Freitag, 2. Oktober 2009
Wortgeblubber - ein Beispiel


DIE ZEIT brachte die folgende Rezension (hier gekürzt wiedergegeben) über den neuen Roman von Thomas Glavinic, „Das Leben der Wünsche". Nachdem ich Rezension und Buch (Hanser, 21,50 €) gelesen habe, stelle ich fest: Keine Frage, dass Thomas Glavinic zu schreiben versteht, aber was will er eigentlich sagen? Und was meint der Rezensent (dessen Namen ich leider nicht feststellen konnte) dazu? Und wer blubbert eigentlich mehr: der Rezensent oder doch der Autor?

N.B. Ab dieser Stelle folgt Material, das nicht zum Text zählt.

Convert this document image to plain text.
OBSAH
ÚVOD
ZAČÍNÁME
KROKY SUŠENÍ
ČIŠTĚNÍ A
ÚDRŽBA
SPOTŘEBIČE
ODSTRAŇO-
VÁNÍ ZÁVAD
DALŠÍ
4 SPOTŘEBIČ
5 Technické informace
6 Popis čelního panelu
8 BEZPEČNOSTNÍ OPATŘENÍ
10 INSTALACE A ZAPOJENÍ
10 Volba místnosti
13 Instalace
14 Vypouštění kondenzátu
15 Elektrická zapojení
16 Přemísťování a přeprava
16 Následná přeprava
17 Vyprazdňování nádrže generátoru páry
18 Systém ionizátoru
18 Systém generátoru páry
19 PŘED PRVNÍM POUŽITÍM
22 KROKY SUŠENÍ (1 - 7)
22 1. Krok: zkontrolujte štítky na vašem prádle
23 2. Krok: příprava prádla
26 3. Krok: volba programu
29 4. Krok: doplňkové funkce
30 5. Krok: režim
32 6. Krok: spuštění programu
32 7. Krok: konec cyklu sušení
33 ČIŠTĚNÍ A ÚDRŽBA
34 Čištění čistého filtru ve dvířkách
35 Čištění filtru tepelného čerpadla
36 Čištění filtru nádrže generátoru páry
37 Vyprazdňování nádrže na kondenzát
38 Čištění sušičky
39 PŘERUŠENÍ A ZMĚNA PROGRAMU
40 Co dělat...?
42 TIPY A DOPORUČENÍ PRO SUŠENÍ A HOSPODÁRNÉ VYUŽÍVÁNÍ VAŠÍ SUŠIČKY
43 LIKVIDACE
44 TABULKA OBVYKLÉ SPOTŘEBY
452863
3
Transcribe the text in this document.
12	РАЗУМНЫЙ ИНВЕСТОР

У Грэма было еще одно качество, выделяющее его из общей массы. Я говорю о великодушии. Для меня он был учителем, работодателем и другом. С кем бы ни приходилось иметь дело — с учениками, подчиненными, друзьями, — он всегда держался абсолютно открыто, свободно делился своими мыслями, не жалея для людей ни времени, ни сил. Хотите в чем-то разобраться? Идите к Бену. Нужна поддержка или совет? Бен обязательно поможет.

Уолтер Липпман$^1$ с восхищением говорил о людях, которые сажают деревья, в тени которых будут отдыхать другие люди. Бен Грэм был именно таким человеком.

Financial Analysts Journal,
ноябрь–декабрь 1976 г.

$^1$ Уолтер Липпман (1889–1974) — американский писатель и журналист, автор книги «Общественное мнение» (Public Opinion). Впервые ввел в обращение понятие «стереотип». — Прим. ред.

Wer hat nicht schon einmal beim Anblick einer Sternschnuppe darauf gehofft, dass sich der insgeheim geäußerte Wunsch irgendwann erfüllt? Und wer gibt sich nicht gern mal der Täuschung hin, dass das Leben eine Art Wunschkonzert ist? Trotzdem würde man stutzig, wenn sich eines Tages ein Mann zu einem setzen und anbieten würde: "Ich erfülle Ihnen drei Wünsche." Vermutlich würde man den Mann für wahnsinnig halten. Vielleicht ihm auch rüde entgegnen, so wie es Jonas macht, der Held aus Thomas Glavinics neuem Roman... Und vielleicht würde man sich dann auch wie Jonas aus Spaß und Neugier darauf einlassen: "Ich wünsche mir, dass sich alle meine Wünsche erfüllen. Dies ist mein erster Wunsch, und auf die anderen zwei kommt es nun nicht mehr an, ich schenke sie Ihnen."...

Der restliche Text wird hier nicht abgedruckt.